- Who's going? Is this a couple's trip? A family vacation? A getaway with friends? Some resorts cater to families, while others are couples-only, for example. Some destinations are far more gay-friendly than others. If you're traveling with someone with limited mobility, it's important to find out whether your destination is handicapped-accessible.
- What do you want to do when you get there? Some islands are known for their nightlife, while others offer quiet seclusion, great watersports and diving, rich history and culture, or focus on ecotourism. Some have multiple casinos, while other ban gaming. Duty-free shopping is a big attraction in places like St. Thomas. Choose a destination that has the mix of atmosphere and activities that's right for you.
- When do you want to go? Mid-winter trips to the tropics are popular, but you can save big by going in the off-season or shoulder season, which actually extends to mid-December in the Caribbean. Hurricane season is also a cheaper time to travel.
If you want to get a taste of real Caribbean culture when you're traveling, you also should check out what events are scheduled when you want to visit; the holidays also can be a great time to take a family vacation to the Caribbean.
- How long will you stay? If you want a weekend getaway or other trip where you need to maximize your time away, look for destinations that are relatively close to the U.S. (such as Bermuda, the Bahamas, and the Cayman Islands) or have frequent, direct flights (like Nassau, San Juan, and Montego Bay). You'll also want to find a hotel that's close to the airport so you don't spend hours in a shuttle van once you arrive. Destinations that get a lot of European visitors, such as the French Caribbean islands, may be better set up for longer stays, offering more efficiency accommodations with full kitchens, for example.
- How much do you want to spend? Not all Caribbean destinations or resorts are created equal. You can stay in five-star luxury or a beach hut (or even a tent), and places like the Dominican Republic generally appeal more to budget-conscious travelers than, say, St. Barts. An all-inclusive resort may be a better value than a pay-as-you-go hotel -- or at least you'll have a better idea of what your trip will cost upfront.

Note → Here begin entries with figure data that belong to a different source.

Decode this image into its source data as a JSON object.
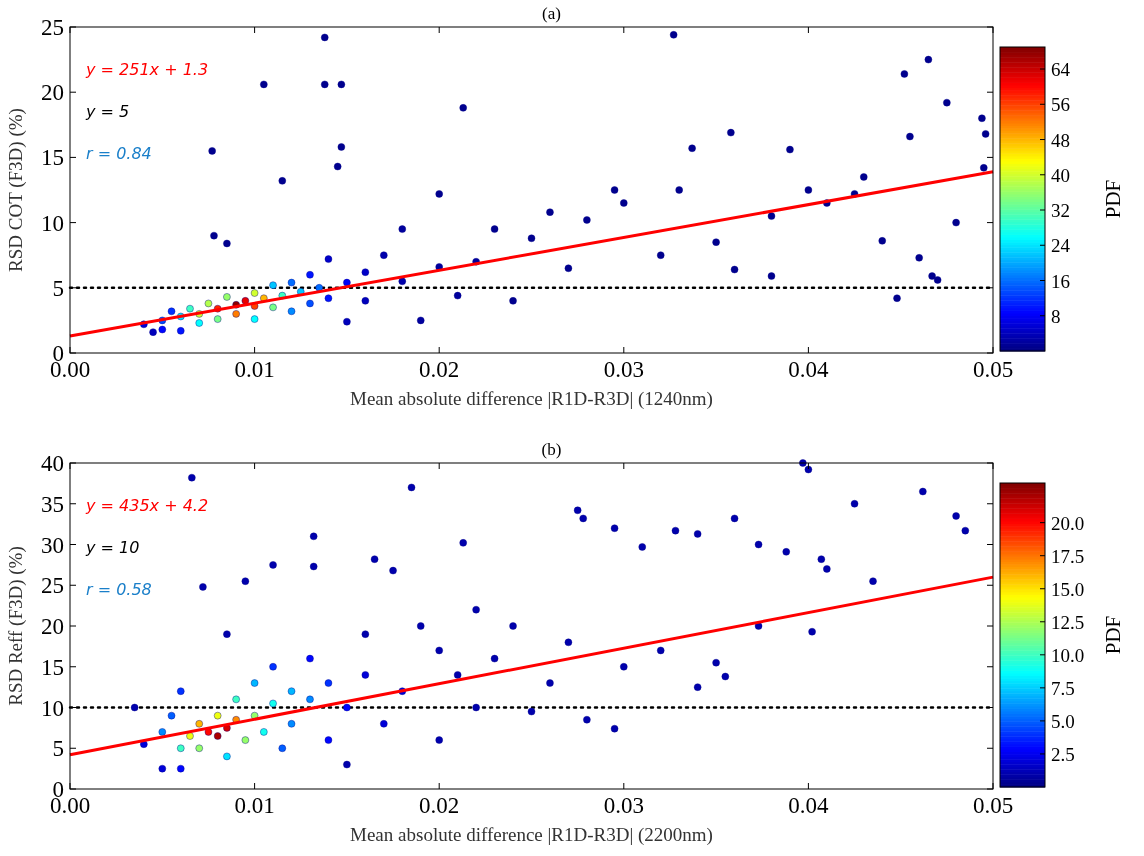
{
  "chart_data": [
    {
      "type": "scatter",
      "title": "(a)",
      "xlabel": "Mean absolute difference |R1D-R3D| (1240nm)",
      "ylabel": "RSD COT (F3D) (%)",
      "clabel": "PDF",
      "xlim": [
        0,
        0.05
      ],
      "xticks": [
        {
          "value": 0,
          "label": "0.00"
        },
        0.01,
        0.02,
        0.03,
        0.04,
        0.05
      ],
      "ylim": [
        0,
        25
      ],
      "yticks": [
        0,
        5,
        10,
        15,
        20,
        25
      ],
      "clim": [
        0,
        69
      ],
      "cticks": [
        8,
        16,
        24,
        32,
        40,
        48,
        56,
        64
      ],
      "series": [
        {
          "type": "scatter",
          "marker": "circle",
          "color": "#00008b",
          "x": [
            0.004,
            0.0045,
            0.005,
            0.005,
            0.0055,
            0.006,
            0.006,
            0.0065,
            0.007,
            0.007,
            0.0075,
            0.008,
            0.008,
            0.0085,
            0.009,
            0.009,
            0.0095,
            0.01,
            0.01,
            0.01,
            0.0105,
            0.011,
            0.011,
            0.0115,
            0.012,
            0.012,
            0.0125,
            0.013,
            0.013,
            0.0135,
            0.014,
            0.014,
            0.015,
            0.015,
            0.016,
            0.016,
            0.017,
            0.018,
            0.018,
            0.019,
            0.02,
            0.02,
            0.021,
            0.022,
            0.023,
            0.024,
            0.025,
            0.026,
            0.027,
            0.028,
            0.0295,
            0.03,
            0.032,
            0.033,
            0.035,
            0.036,
            0.038,
            0.038,
            0.04,
            0.041,
            0.0425,
            0.043,
            0.044,
            0.0448,
            0.046,
            0.0467,
            0.047,
            0.048,
            0.0495,
            0.0138,
            0.0327,
            0.0105,
            0.0138,
            0.0147,
            0.0213,
            0.0077,
            0.0147,
            0.0145,
            0.0465,
            0.0452,
            0.0475,
            0.0494,
            0.0496,
            0.0455,
            0.0358,
            0.039,
            0.0337,
            0.0115,
            0.0078,
            0.0085
          ],
          "values": [
            2.2,
            1.6,
            2.5,
            1.8,
            3.2,
            2.8,
            1.7,
            3.4,
            3.0,
            2.3,
            3.8,
            3.4,
            2.6,
            4.3,
            3.7,
            3.0,
            4.0,
            3.6,
            4.6,
            2.6,
            4.2,
            3.5,
            5.2,
            4.4,
            3.2,
            5.4,
            4.7,
            3.8,
            6.0,
            5.0,
            4.2,
            7.2,
            5.4,
            2.4,
            6.2,
            4.0,
            7.5,
            5.5,
            9.5,
            2.5,
            6.6,
            12.2,
            4.4,
            7.0,
            9.5,
            4.0,
            8.8,
            10.8,
            6.5,
            10.2,
            12.5,
            11.5,
            7.5,
            12.5,
            8.5,
            6.4,
            10.5,
            5.9,
            12.5,
            11.5,
            12.2,
            13.5,
            8.6,
            4.2,
            7.3,
            5.9,
            5.6,
            10.0,
            14.2,
            24.2,
            24.4,
            20.6,
            20.6,
            20.6,
            18.8,
            15.5,
            15.8,
            14.3,
            22.5,
            21.4,
            19.2,
            18.0,
            16.8,
            16.6,
            16.9,
            15.6,
            15.7,
            13.2,
            9.0,
            8.4
          ],
          "cvalues": [
            6,
            4,
            14,
            9,
            12,
            24,
            10,
            30,
            40,
            26,
            38,
            58,
            34,
            36,
            68,
            52,
            62,
            56,
            40,
            26,
            48,
            34,
            22,
            30,
            18,
            16,
            22,
            14,
            10,
            16,
            10,
            5,
            8,
            4,
            5,
            4,
            3,
            3,
            2,
            2,
            2,
            1,
            2,
            2,
            1,
            1,
            1,
            1,
            1,
            1,
            1,
            1,
            1,
            1,
            1,
            1,
            1,
            1,
            1,
            1,
            1,
            1,
            1,
            1,
            1,
            1,
            1,
            1,
            1,
            1,
            1,
            1,
            1,
            1,
            1,
            1,
            1,
            1,
            1,
            1,
            1,
            1,
            1,
            1,
            1,
            1,
            1,
            1,
            1,
            1
          ]
        },
        {
          "type": "line",
          "name": "y = 251x + 1.3",
          "color": "#ff0000",
          "x": [
            0,
            0.05
          ],
          "values": [
            1.3,
            13.9
          ]
        }
      ],
      "ref_lines": [
        {
          "axis": "y",
          "value": 5,
          "label": "y = 5",
          "color": "#000000",
          "line_style": "dotted"
        }
      ],
      "annotations": [
        "r = 0.84"
      ]
    },
    {
      "type": "scatter",
      "title": "(b)",
      "xlabel": "Mean absolute difference |R1D-R3D|  (2200nm)",
      "ylabel": "RSD Reff (F3D) (%)",
      "clabel": "PDF",
      "xlim": [
        0,
        0.05
      ],
      "xticks": [
        {
          "value": 0,
          "label": "0.00"
        },
        0.01,
        0.02,
        0.03,
        0.04,
        0.05
      ],
      "ylim": [
        0,
        40
      ],
      "yticks": [
        0,
        5,
        10,
        15,
        20,
        25,
        30,
        35,
        40
      ],
      "clim": [
        0,
        23
      ],
      "cticks": [
        2.5,
        {
          "value": 5,
          "label": "5.0"
        },
        7.5,
        {
          "value": 10,
          "label": "10.0"
        },
        12.5,
        {
          "value": 15,
          "label": "15.0"
        },
        17.5,
        {
          "value": 20,
          "label": "20.0"
        }
      ],
      "series": [
        {
          "type": "scatter",
          "marker": "circle",
          "color": "#00008b",
          "x": [
            0.004,
            0.0035,
            0.005,
            0.006,
            0.005,
            0.0055,
            0.006,
            0.006,
            0.0065,
            0.007,
            0.007,
            0.0075,
            0.008,
            0.008,
            0.0085,
            0.0085,
            0.009,
            0.009,
            0.0095,
            0.01,
            0.01,
            0.0105,
            0.011,
            0.011,
            0.0115,
            0.012,
            0.012,
            0.013,
            0.013,
            0.014,
            0.014,
            0.015,
            0.015,
            0.016,
            0.016,
            0.017,
            0.018,
            0.019,
            0.02,
            0.02,
            0.021,
            0.022,
            0.022,
            0.023,
            0.024,
            0.025,
            0.026,
            0.027,
            0.028,
            0.0295,
            0.03,
            0.032,
            0.034,
            0.035,
            0.0355,
            0.0373,
            0.0402,
            0.0435,
            0.0066,
            0.0185,
            0.0397,
            0.04,
            0.0462,
            0.0425,
            0.048,
            0.0485,
            0.0275,
            0.0278,
            0.0295,
            0.036,
            0.0328,
            0.034,
            0.0373,
            0.0388,
            0.0407,
            0.041,
            0.031,
            0.0132,
            0.0132,
            0.0072,
            0.0095,
            0.011,
            0.0213,
            0.0165,
            0.0175,
            0.0085
          ],
          "values": [
            5.5,
            10,
            2.5,
            2.5,
            7,
            9,
            5,
            12,
            6.5,
            8,
            5,
            7,
            6.5,
            9,
            7.5,
            4,
            8.5,
            11,
            6,
            9,
            13,
            7,
            10.5,
            15,
            5,
            12,
            8,
            11,
            16,
            13,
            6,
            10,
            3,
            14,
            19,
            8,
            12,
            20,
            17,
            6,
            14,
            22,
            10,
            16,
            20,
            9.5,
            13,
            18,
            8.5,
            7.4,
            15,
            17,
            12.5,
            15.5,
            13.8,
            20,
            19.3,
            25.5,
            38.2,
            37,
            40,
            39.2,
            36.5,
            35,
            33.5,
            31.7,
            34.2,
            33.2,
            32,
            33.2,
            31.7,
            31.3,
            30,
            29.1,
            28.2,
            27,
            29.7,
            31,
            27.3,
            24.8,
            25.5,
            27.5,
            30.2,
            28.2,
            26.8,
            19
          ],
          "cvalues": [
            2,
            1,
            2,
            3,
            6,
            5,
            10,
            4,
            14,
            16,
            12,
            20,
            22,
            14,
            21,
            8,
            17,
            10,
            12,
            12,
            7,
            9,
            9,
            4,
            5,
            7,
            6,
            6,
            3,
            4,
            3,
            3,
            1,
            2,
            1,
            2,
            2,
            1,
            1,
            1,
            1,
            1,
            1,
            1,
            1,
            1,
            1,
            1,
            1,
            1,
            1,
            1,
            1,
            1,
            1,
            1,
            1,
            1,
            1,
            1,
            1,
            1,
            1,
            1,
            1,
            1,
            1,
            1,
            1,
            1,
            1,
            1,
            1,
            1,
            1,
            1,
            1,
            1,
            1,
            1,
            1,
            1,
            1,
            1,
            1,
            1
          ]
        },
        {
          "type": "line",
          "name": "y = 435x + 4.2",
          "color": "#ff0000",
          "x": [
            0,
            0.05
          ],
          "values": [
            4.2,
            26.0
          ]
        }
      ],
      "ref_lines": [
        {
          "axis": "y",
          "value": 10,
          "label": "y = 10",
          "color": "#000000",
          "line_style": "dotted"
        }
      ],
      "annotations": [
        "r = 0.58"
      ]
    }
  ]
}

Airfare costs are another huge consideration: it's not unusual for your travel costs to equal or exceed your lodging costs in the Caribbean, and flights to destinations with little competition between airlines can get expensive.
- How will you get there? For the vast majority of travelers, the answer will be by air or cruise ship. The former is pure transportation of course, while the latter is an integral part of your vacation experience: you'll be spending more time on the ship than on a Caribbean island with most cruises. Only Grand Bahama Island can be reached by ferry from the U.S. mainland, and only the Florida Keys and the Mexican Caribbean can be reached by car (the latter is a 1,400-mile drive from Brownsville, Texas to Cancun, however, so that's not recommended).
- Why are you going? Are you celebrating an anniversary, honeymoon, or other special occasion? Some destinations and resorts are better for a romantic getaway than others. Looking for somewhere you can take it all off? Clothing is optional at some Caribbean resorts and beaches.